XVII

(1913)

Existen diversos mecanismos para desarrollar la memoria, pero aún no se conocen técnicas para cultivar el olvido. El tiempo todo lo cura, dicen algunos. Incluido el desamor. Ya, ¿y mientras tanto? Mientras tanto, se dijo Pablo, lo mejor es poner tierra de por medio. Sobre todo si encima te persigue la policía.

En Madrid, Sancho Alegre iba a ser interrogado, encarcelado, juzgado, condenado a muerte e indultado por Alfonso XIII, pero para cuando esto ocurriera Pablo Martín y Vicente Holgado estarían ya a diez mil kilómetros de distancia. Tras el fallido intento de regicidio y el casual encuentro a las puertas de la pensión Amelia, un acuerdo tácito pareció establecerse entre ellos: si el destino se empeñaba en unirlos, lo más sensato sería acatar sus designios. En la Estación del Norte tomaron el tren de Irún, adonde llegaron casi al alba, con el tiempo justo para contratar a un contrabandista que les ayudara a cruzar la frontera. Una vez en Francia, no tuvieron problemas para llegar a Burdeos, de cuyo puerto salían numerosos navíos, buques mercantes y transatlánticos.

—Yo me voy a América —dijo Vicente oteando el mar—. ¿Y tú?

Pablo tardó unos segundos en contestar. Se habían sentado en un extremo del malecón y empezaba a anochecer. A él también se le había pasado aquella idea por la cabeza, pero le parecía descabellada. Una cosa era olvidar y otra viajar al fin del mundo.
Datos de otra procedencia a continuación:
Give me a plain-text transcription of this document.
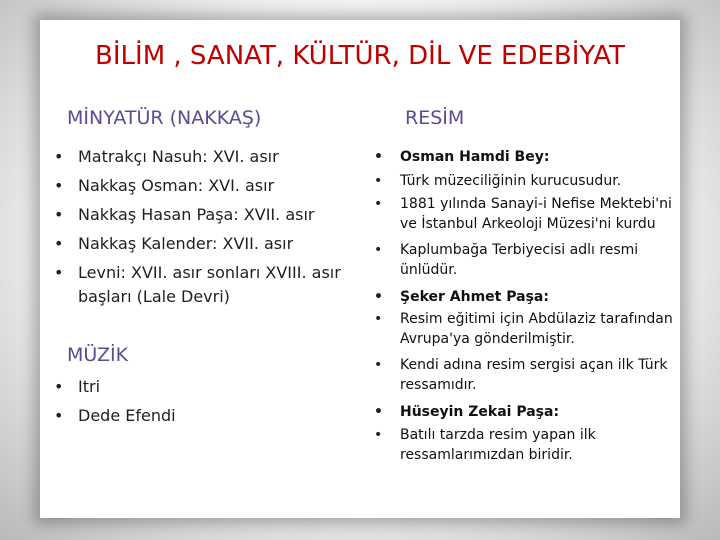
BİLİM , SANAT, KÜLTÜR, DİL VE EDEBİYAT
MİNYATÜR (NAKKAŞ)
• Matrakçı Nasuh: XVI. asır
• Nakkaş Osman: XVI. asır
• Nakkaş Hasan Paşa: XVII. asır
• Nakkaş Kalender: XVII. asır
• Levni: XVII. asır sonları XVIII. asır başları (Lale Devri)
MÜZİK
• Itri
• Dede Efendi
RESİM
• Osman Hamdi Bey:
• Türk müzeciliğinin kurucusudur.
• 1881 yılında Sanayi-i Nefise Mektebi'ni ve İstanbul Arkeoloji Müzesi'ni kurdu
• Kaplumbağa Terbiyecisi adlı resmi ünlüdür.
• Şeker Ahmet Paşa:
• Resim eğitimi için Abdülaziz tarafından Avrupa'ya gönderilmiştir.
• Kendi adına resim sergisi açan ilk Türk ressamıdır.
• Hüseyin Zekai Paşa:
• Batılı tarzda resim yapan ilk ressamlarımızdan biridir.
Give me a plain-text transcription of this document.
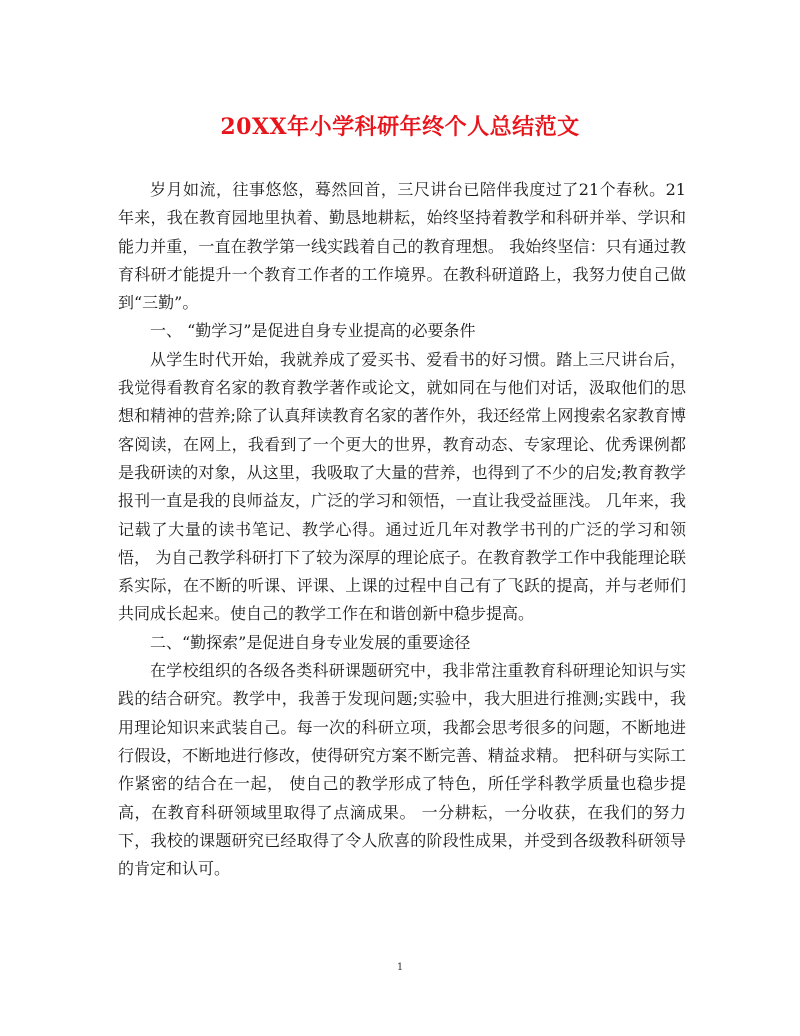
20XX年小学科研年终个人总结范文

岁月如流，往事悠悠，蓦然回首，三尺讲台已陪伴我度过了21个春秋。21年来，我在教育园地里执着、勤恳地耕耘，始终坚持着教学和科研并举、学识和能力并重，一直在教学第一线实践着自己的教育理想。 我始终坚信：只有通过教育科研才能提升一个教育工作者的工作境界。在教科研道路上，我努力使自己做到“三勤”。

一、 “勤学习”是促进自身专业提高的必要条件

从学生时代开始，我就养成了爱买书、爱看书的好习惯。踏上三尺讲台后，我觉得看教育名家的教育教学著作或论文，就如同在与他们对话，汲取他们的思想和精神的营养;除了认真拜读教育名家的著作外，我还经常上网搜索名家教育博客阅读，在网上，我看到了一个更大的世界，教育动态、专家理论、优秀课例都是我研读的对象，从这里，我吸取了大量的营养，也得到了不少的启发;教育教学报刊一直是我的良师益友，广泛的学习和领悟，一直让我受益匪浅。 几年来，我记载了大量的读书笔记、教学心得。通过近几年对教学书刊的广泛的学习和领悟， 为自己教学科研打下了较为深厚的理论底子。在教育教学工作中我能理论联系实际，在不断的听课、评课、上课的过程中自己有了飞跃的提高，并与老师们共同成长起来。使自己的教学工作在和谐创新中稳步提高。

二、“勤探索”是促进自身专业发展的重要途径

在学校组织的各级各类科研课题研究中，我非常注重教育科研理论知识与实践的结合研究。教学中，我善于发现问题;实验中，我大胆进行推测;实践中，我用理论知识来武装自己。每一次的科研立项，我都会思考很多的问题，不断地进行假设，不断地进行修改，使得研究方案不断完善、精益求精。 把科研与实际工作紧密的结合在一起， 使自己的教学形成了特色，所任学科教学质量也稳步提高，在教育科研领域里取得了点滴成果。 一分耕耘，一分收获，在我们的努力下，我校的课题研究已经取得了令人欣喜的阶段性成果，并受到各级教科研领导的肯定和认可。

1
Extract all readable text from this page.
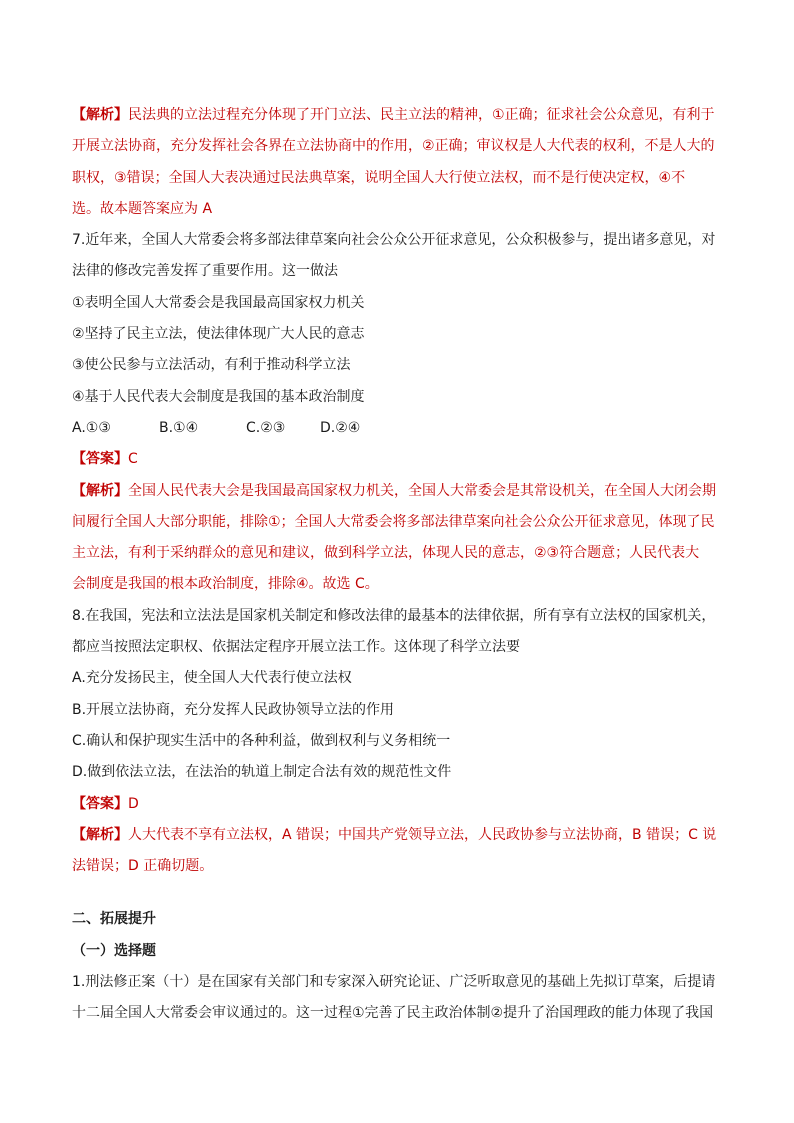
【解析】民法典的立法过程充分体现了开门立法、民主立法的精神，①正确；征求社会公众意见，有利于
开展立法协商，充分发挥社会各界在立法协商中的作用，②正确；审议权是人大代表的权利，不是人大的
职权，③错误；全国人大表决通过民法典草案，说明全国人大行使立法权，而不是行使决定权，④不
选。故本题答案应为 A
7.近年来，全国人大常委会将多部法律草案向社会公众公开征求意见，公众积极参与，提出诸多意见，对
法律的修改完善发挥了重要作用。这一做法
①表明全国人大常委会是我国最高国家权力机关
②坚持了民主立法，使法律体现广大人民的意志
③使公民参与立法活动，有利于推动科学立法
④基于人民代表大会制度是我国的基本政治制度
A.①③	B.①④	C.②③ D.②④
【答案】C
【解析】全国人民代表大会是我国最高国家权力机关，全国人大常委会是其常设机关，在全国人大闭会期
间履行全国人大部分职能，排除①；全国人大常委会将多部法律草案向社会公众公开征求意见，体现了民
主立法，有利于采纳群众的意见和建议，做到科学立法，体现人民的意志，②③符合题意；人民代表大
会制度是我国的根本政治制度，排除④。故选 C。
8.在我国，宪法和立法法是国家机关制定和修改法律的最基本的法律依据，所有享有立法权的国家机关，
都应当按照法定职权、依据法定程序开展立法工作。这体现了科学立法要
A.充分发扬民主，使全国人大代表行使立法权
B.开展立法协商，充分发挥人民政协领导立法的作用
C.确认和保护现实生活中的各种利益，做到权利与义务相统一
D.做到依法立法，在法治的轨道上制定合法有效的规范性文件
【答案】D
【解析】人大代表不享有立法权，A 错误；中国共产党领导立法，人民政协参与立法协商，B 错误；C 说
法错误；D 正确切题。
二、拓展提升
（一）选择题
1.刑法修正案（十）是在国家有关部门和专家深入研究论证、广泛听取意见的基础上先拟订草案，后提请
十二届全国人大常委会审议通过的。这一过程①完善了民主政治体制②提升了治国理政的能力体现了我国
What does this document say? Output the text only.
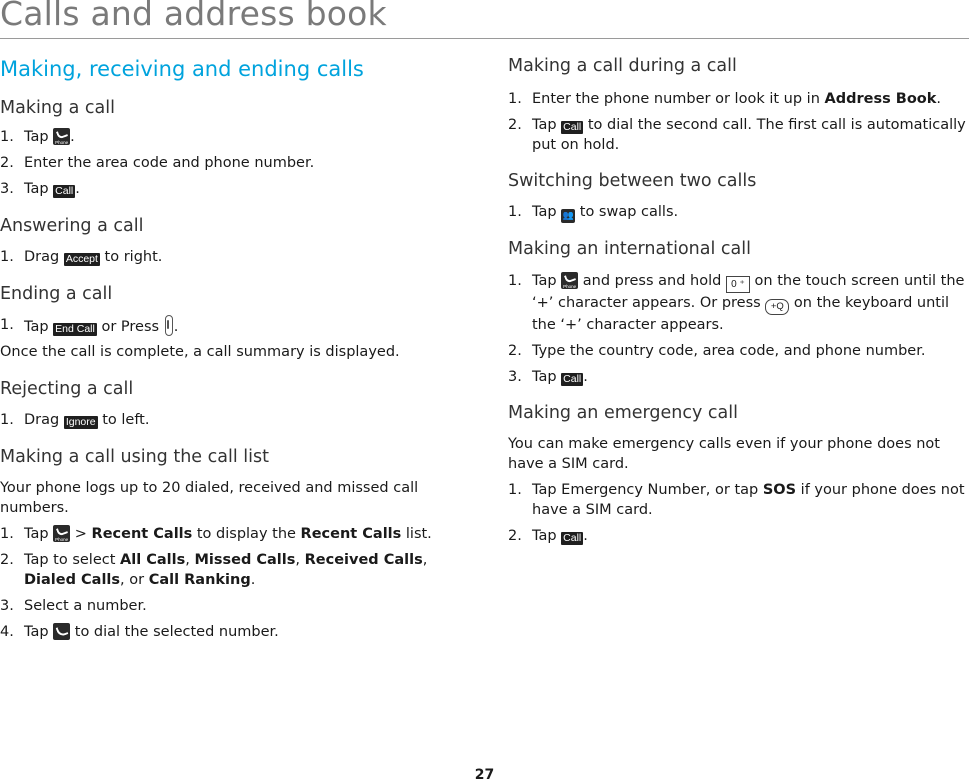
Calls and address book
Making, receiving and ending calls
Making a call
1. Tap Phone.
2. Enter the area code and phone number.
3. Tap Call .
Answering a call
1. Drag Accept to right.
Ending a call
1. Tap End Call or Press .

Once the call is complete, a call summary is displayed.

Rejecting a call
1. Drag Ignore to left.
Making a call using the call list

Your phone logs up to 20 dialed, received and missed call numbers.

1. Tap Phone > Recent Calls to display the Recent Calls list.
2. Tap to select All Calls, Missed Calls, Received Calls, Dialed Calls, or Call Ranking.
3. Select a number.
4. Tap  to dial the selected number.
Making a call during a call
1. Enter the phone number or look it up in Address Book.
2. Tap Call to dial the second call. The first call is automatically put on hold.
Switching between two calls
1. Tap 👥 to swap calls.
Making an international call
1. Tap Phone and press and hold 0 ⁺ on the touch screen until the ‘+’ character appears. Or press +Q on the keyboard until the ‘+’ character appears.
2. Type the country code, area code, and phone number.
3. Tap Call .
Making an emergency call

You can make emergency calls even if your phone does not have a SIM card.

1. Tap Emergency Number, or tap SOS if your phone does not have a SIM card.
2. Tap Call .
27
Intentó imaginarse qué tipo de vida podría llevar en América, pero no lo consiguió. Tal vez bastase con quedarse en Francia, con ir a buscar a Robinsón y hacerse naturista, o vegetariano, o lo que hiciese falta; o con instalarse allí mismo, en Burdeos, por qué no, a la espera de tiempos mejores para volver a casa, junto a su madre y su hermana. Pero entonces, sin previo aviso, se le apareció la imagen de Ángela en brazos de otro hombre y una arcada le subió hasta la garganta. Definitivamente, Madrid quedaba demasiado cerca: necesitaba tomar distancia para vaciarse por completo. Entre la neblina que había empezado a levantarse, Pablo miró a Vicente, que seguía oteando el horizonte, y recordó aquella vieja máxima que solía repetir su padre: que ante la duda siempre es mejor el movimiento que el reposo, porque quien reposa puede estar sin saberlo en una balanza y ser pesado con sus pecados. Se levantó exhalando un suspiro, empuñó el cachorrillo Velodog con el que había querido matar al rey de España y lo lanzó al agua lo más lejos que pudo.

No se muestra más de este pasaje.